I have wondered if that's true, and if so, is it more like a merge, or more like a Jekyll/Hyde thing.

[epistemic status: amusing (to me) exploration.  not perfectly serious, but I don't completely disavow it either. ]

The naivety in simplistic Utilitarian assumptions is quite compatible with sociopathy.  The whole point is that the future is so much larger than the present, that small changes in future probabilities are worth large sacrifices in current experience.  This makes it VERY easy to convince yourself that your instrumental power increase benefits trillions of future humans, justifying 'most any behavior you want.

Part of what utilitarianism is about is that you are not supposed to make decisions because you feel sad when others feel sad but instead of following emotions make rational calculations. 
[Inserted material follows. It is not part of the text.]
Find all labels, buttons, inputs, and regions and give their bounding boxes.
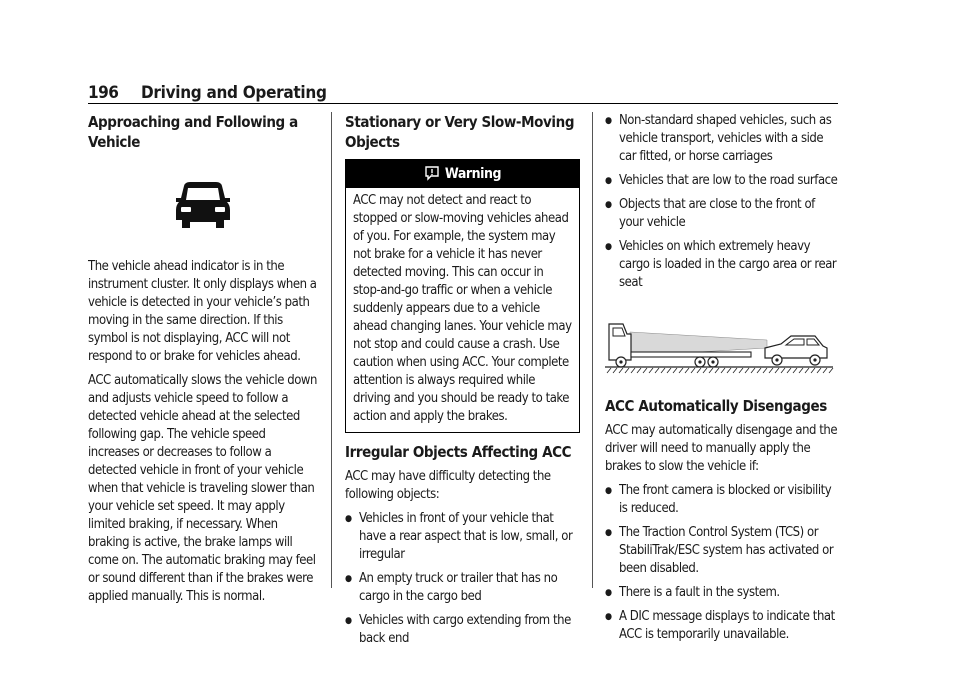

If your point is "most humans who are utilitarianism don't really follow through on rational calculation but let emotions drive them, so there's no problem", it would make sense to make it more explicit. 

There's no difference between applying the principles of utilitarianism to the book and being a sociopath in your definition.

Let's say you have the scenario: 'There's on person who's alive and suffering, you can either help them or help 1 trillion future people and you don't feel any emotional empathy toward those 1 trillion future people'. Who should you help? Normal people decide to help the one person who's alive and suffering because they have empathy for them. The longtermist pitch, on the other hand, suggests that this is wrong and future people should be valued just as much as present people and people should not lead themselves to get blinded by that empathy.